Die Regierung verwahrt sich aber gegen die Behauptung, es werde nicht genug für Gleichstellung getan. ZEIT ONLINE hatte im Bericht über die Diskriminierung von Frauen in den Bundesbehörden den Verwaltungsjuristen Torsten von Roetteken zitiert. Roetteken hat einen Standardkommentar zum Bundesgleichstellungsgesetz geschrieben. Über das Vorgehen der Bundesregierung äußerte der Jurist sich enttäuscht. "Man gaukelt der Bevölkerung vor, alles für die Gleichstellung der Frauen zu unternehmen", sagte Roetteken im Gespräch mit ZEIT ONLINE, "doch das stimmt nicht."
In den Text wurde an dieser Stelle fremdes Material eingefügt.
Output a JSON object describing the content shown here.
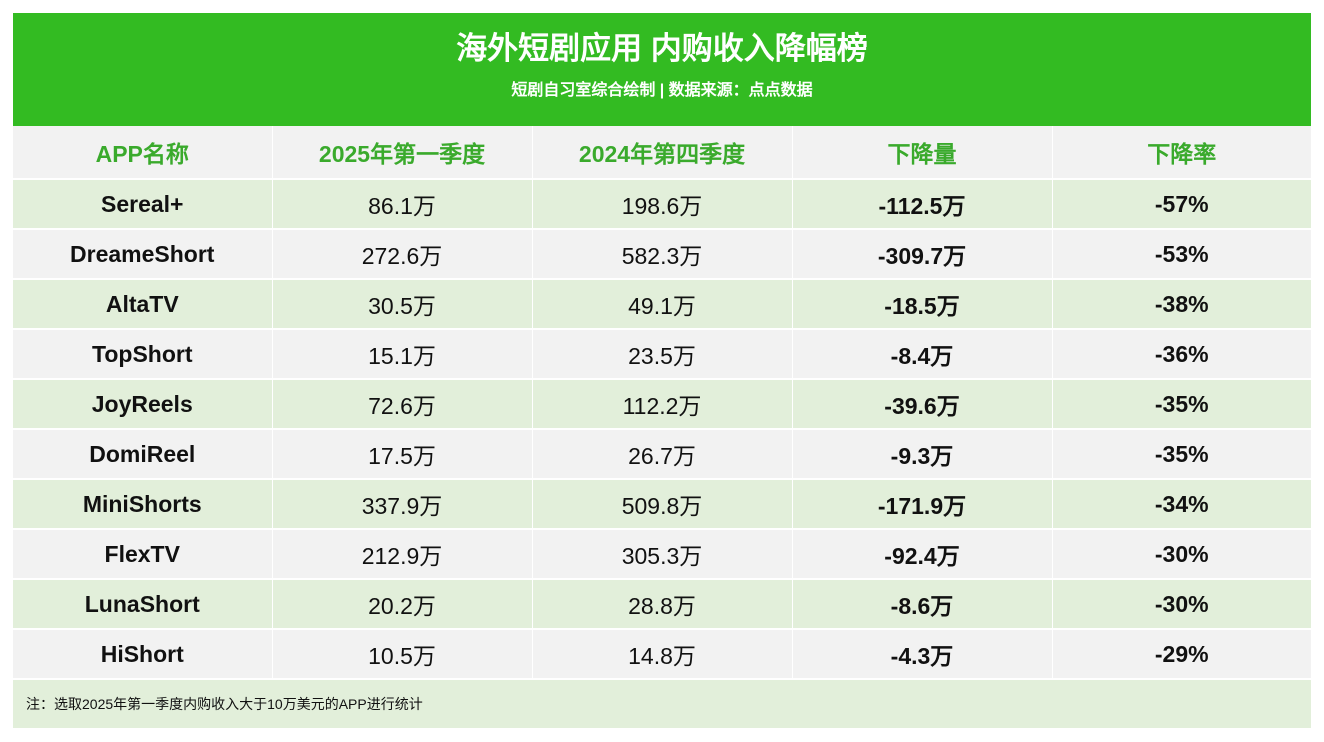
{
  "header": {
    "title": "海外短剧应用 内购收入降幅榜",
    "subtitle": "短剧自习室综合绘制 | 数据来源：点点数据"
  },
  "table": {
    "columns": [
      "APP名称",
      "2025年第一季度",
      "2024年第四季度",
      "下降量",
      "下降率"
    ],
    "rows": [
      {
        "name": "Sereal+",
        "q1_2025": "86.1万",
        "q4_2024": "198.6万",
        "drop": "-112.5万",
        "rate": "-57%"
      },
      {
        "name": "DreameShort",
        "q1_2025": "272.6万",
        "q4_2024": "582.3万",
        "drop": "-309.7万",
        "rate": "-53%"
      },
      {
        "name": "AltaTV",
        "q1_2025": "30.5万",
        "q4_2024": "49.1万",
        "drop": "-18.5万",
        "rate": "-38%"
      },
      {
        "name": "TopShort",
        "q1_2025": "15.1万",
        "q4_2024": "23.5万",
        "drop": "-8.4万",
        "rate": "-36%"
      },
      {
        "name": "JoyReels",
        "q1_2025": "72.6万",
        "q4_2024": "112.2万",
        "drop": "-39.6万",
        "rate": "-35%"
      },
      {
        "name": "DomiReel",
        "q1_2025": "17.5万",
        "q4_2024": "26.7万",
        "drop": "-9.3万",
        "rate": "-35%"
      },
      {
        "name": "MiniShorts",
        "q1_2025": "337.9万",
        "q4_2024": "509.8万",
        "drop": "-171.9万",
        "rate": "-34%"
      },
      {
        "name": "FlexTV",
        "q1_2025": "212.9万",
        "q4_2024": "305.3万",
        "drop": "-92.4万",
        "rate": "-30%"
      },
      {
        "name": "LunaShort",
        "q1_2025": "20.2万",
        "q4_2024": "28.8万",
        "drop": "-8.6万",
        "rate": "-30%"
      },
      {
        "name": "HiShort",
        "q1_2025": "10.5万",
        "q4_2024": "14.8万",
        "drop": "-4.3万",
        "rate": "-29%"
      }
    ]
  },
  "footer": {
    "note": "注：选取2025年第一季度内购收入大于10万美元的APP进行统计"
  },
  "colors": {
    "banner": "#33bb22",
    "header_text": "#3aaa2c",
    "row_green": "#e2efda",
    "row_gray": "#f2f2f2"
  }
}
Das entspreche nicht den Tatsachen, heißt es nun in der Antwort der Bundesregierung.  Man setze sich "kontinuierlich dafür ein, dass mehr Frauen im Bundesdienst in Führungspositionen kommen". Das habe "zu einem stetigen Anstieg des Frauenanteils in Leitungsfunktionen im gesamten Bundesdienst geführt".

Die bisherigen Erfolge dieser Politik sind allerdings bescheiden. Seit Einführung des jährlichen Gleichstellungsindex‘ im Jahre 2015 sei "ein Anstieg des Frauenanteils an leitenden Funktionen von jährlich circa einem Prozentpunkt zu verzeichnen", heißt es in der Antwort des Familienministeriums. Im Jahr 2017 habe der Frauenanteil in Führungspositionen 36 Prozent betragen. Bleibt es allerdings bei dieser geringen jährlichen Steigerung, wird die Regierung ihr eigenes, im Koalitionsvertrag festgelegtes Ziel weit verfehlen.

Der haushaltspolitische Sprecher der Grünen-Fraktion, Sven-Christian Kindler, verlangt daher eine "harte Quote", um bis 2025 noch eine paritätische Besetzung der Spitzenämter in der Verwaltung zu erreichen. "Wer das falsche Chromosom hat, hat in Deutschland offenbar kaum Chancen, je eine Bundesbehörde zu führen", sagt Kindler. "Das ist nichts anderes als institutioneller Sexismus."